8.       1.8. Supplier shall provide such co-operation as Purchaser reasonably considers to be necessary to enable Purchaser to audit and verify Supplier’s compliance with this Schedule 2 from time to time. Such co-operation may include helping Purchaser to carry out risk assessments of Supplier’s data processing operations, in particular providing information about, and permitting Purchaser to inspect, those operations.

9.       1.9. No Personal Data processed by Supplier pursuant to the Agreement shall be exported outside the European Economic Area and/or the UK without the prior written permission of Purchaser. Where that permission is given it will be conditional on any export being done on the terms of a binding agreement incorporating the EU standard clauses on the transfer of Personal Data from Data Controller to Data Processor entered into between Purchaser and Supplier (or any other valid transfer mechanism under Data Protection Legislation with Purchaser’s prior written consent). Supplier agrees to accept any modifications to such standard clauses which are necessary to comply with Laws applicable to such data transfer. Such binding agreement shall be without prejudice to the rights of Purchaser under this Agreement.

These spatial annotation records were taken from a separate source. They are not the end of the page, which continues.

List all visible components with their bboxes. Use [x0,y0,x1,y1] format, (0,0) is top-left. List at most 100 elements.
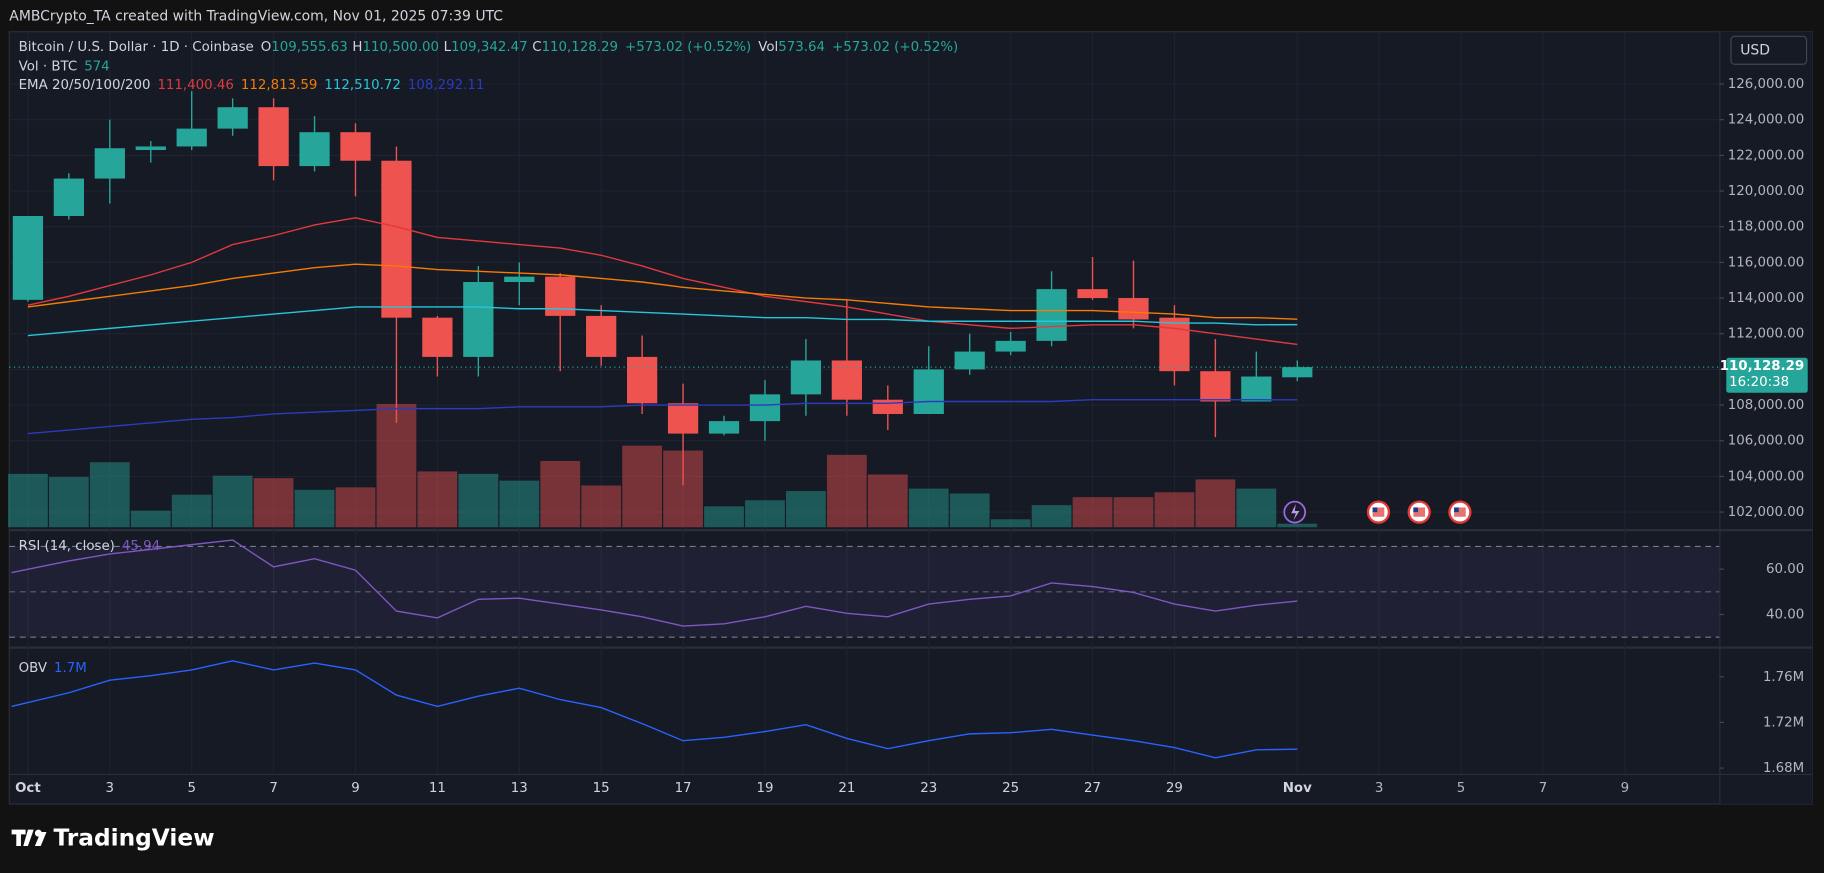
brand-logo: TradingView [11,824,215,851]
candle-body [504,276,535,283]
x-tick-label: 17 [675,781,692,796]
ema-title: EMA 20/50/100/200 [19,78,151,93]
legend-row: Bitcoin / U.S. Dollar · 1D · Coinbase O10… [19,40,959,55]
rsi-title: RSI (14, close) [19,539,115,554]
currency-label[interactable]: USD [1740,42,1770,58]
obv-title: OBV [19,661,48,676]
y-tick-label: 112,000.00 [1728,327,1805,342]
ema-value: 112,510.72 [324,78,401,93]
ema-line [27,263,1298,320]
flag-glyph [1454,507,1459,513]
x-tick-label: 3 [1375,781,1384,796]
flag-glyph [1372,507,1385,517]
legend-value: +573.02 (+0.52%) [832,40,958,55]
ema-value: 111,400.46 [157,78,234,93]
volume-bar [1031,505,1072,528]
candle-body [463,282,494,357]
x-tick-label: 11 [429,781,446,796]
candle-body [217,107,248,129]
legend-value: 110,500.00 [362,40,439,55]
volume-bar [294,489,335,528]
y-tick-label: 1.76M [1763,670,1804,685]
x-tick-label: 13 [511,781,528,796]
volume-bar [376,403,417,528]
plot: Oct 3 5 7 9 11 13 15 17 19 21 23 25 27 29 Nov 3 5 7 9 102,00… [8,32,1808,796]
volume-bar [1072,497,1113,528]
candle-body [94,148,125,179]
flag-glyph [1413,507,1419,513]
x-tick-label: 19 [756,781,773,796]
legend-key: C [532,40,541,55]
volume-bar [1113,497,1154,528]
x-tick-label: 9 [351,781,359,796]
volume-bar [990,519,1031,528]
ema-line [27,399,1298,435]
y-tick-label: 1.68M [1763,761,1804,776]
volume-bar [786,491,826,528]
candle-body [258,107,289,167]
candle-body [831,360,862,400]
volume-bar [212,475,253,528]
candle-body [1241,376,1272,402]
currency-button[interactable]: USD [1730,35,1808,65]
legend-row: EMA 20/50/100/200 111,400.46 112,813.59 112… [19,78,485,93]
candle-body [299,132,330,167]
y-tick-label: 120,000.00 [1728,184,1805,199]
legend-value: 573.64 [778,40,825,55]
y-tick-label: 118,000.00 [1728,220,1805,235]
ema-line [27,217,1298,346]
ema-line [27,306,1298,337]
flag-glyph [1454,507,1466,517]
candle-body [749,394,781,422]
x-tick-label: 25 [1002,781,1019,796]
candle-body [586,315,617,357]
volume-bar [1236,488,1277,528]
ema-value: 108,292.11 [408,78,485,93]
candle-body [1118,298,1149,320]
indicator-line [11,539,1298,627]
lightning-glyph [1291,503,1300,521]
legend-key: Vol [758,40,778,55]
volume-bar [8,473,48,528]
volume-bar [499,480,540,528]
candle-body [913,369,944,414]
x-tick-label: Nov [1283,781,1312,796]
y-tick-label: 114,000.00 [1728,291,1805,306]
candle-body [872,399,903,414]
candle-body [1200,371,1231,402]
volume-bar [908,488,949,528]
last-price-label: 110,128.29 [1720,359,1805,374]
volume-bar [48,476,89,528]
candle-body [667,403,699,434]
x-tick-label: Oct [15,781,41,796]
flag-glyph [1413,507,1425,517]
volume-bar [704,506,744,528]
currency-button-box[interactable] [1730,35,1808,65]
candle-body [1036,289,1067,341]
x-tick-label: 21 [838,781,855,796]
volume-bar [581,485,622,528]
legend-row: Vol · BTC 574 [19,60,110,75]
candle-body [708,421,740,434]
legend-value: 110,128.29 [542,40,619,55]
legend-key: H [352,40,362,55]
candle-body [135,146,166,151]
legend-key: L [444,40,452,55]
candle-body [176,128,207,147]
header-caption: AMBCrypto_TA created with TradingView.co… [9,9,503,25]
candle-body [545,276,576,316]
y-tick-label: 60.00 [1766,562,1804,577]
volume-bar [335,487,376,528]
volume-bar [826,454,867,528]
x-tick-label: 7 [1539,781,1548,796]
y-tick-label: 116,000.00 [1728,255,1805,270]
legend-value: 109,555.63 [271,40,348,55]
y-tick-label: 124,000.00 [1728,113,1805,128]
candle-body [790,360,822,395]
volume-bar [130,510,171,528]
candle-body [995,340,1026,352]
candle-body [422,317,453,357]
price-axis-area [1719,31,1813,805]
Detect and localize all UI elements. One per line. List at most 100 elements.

1.10. On termination or expiry of the Agreement, at Purchaser’s request, Supplier shall delete or return to Purchaser all Personal Data processed on behalf of Purchaser, and Supplier shall delete existing copies of such Personal Data except where necessary to retain such Personal Data strictly for the purposes of compliance with Law.

1.11. In no event may Supplier subcontract the processing of any Personal Data which Supplier processes on Purchaser’s behalf, without the prior written consent of Purchaser. Where that consent is given it will be conditional upon Supplier having executed a written contract with the third party which contains terms for the protection of Personal Data which are no less protective than the terms set out in this Schedule 2. For the avoidance of doubt, if Supplier engages a sub- processor, Supplier shall remain liable to Purchaser for the performance of the sub-processor’s obligations under Data Protection Legislation or any acts or omissions of the sub-processor.

1.12. Supplier undertakes to provide training as necessary from time to time to its personnel with respect to Supplier’s obligations in this Schedule 2 to ensure that its personnel are aware of and comply with such obligations.

1.13. Supplier shall ensure that any Supplier personnel with access to Personal Data are bound by confidentiality obligations in respect of access, use or processing of such Personal Data.

1.14. Purchaser agrees and acknowledges that Supplier is reliant upon Purchaser for direction as to the extent to which Supplier is entitled to use and process Personal Data disclosed by Purchaser. Accordingly, Supplier shall not be liable for any claim brought by a Data Subject arising from any act or omission by Supplier, to the extent that any such act or omission results from Purchaser’s instructions.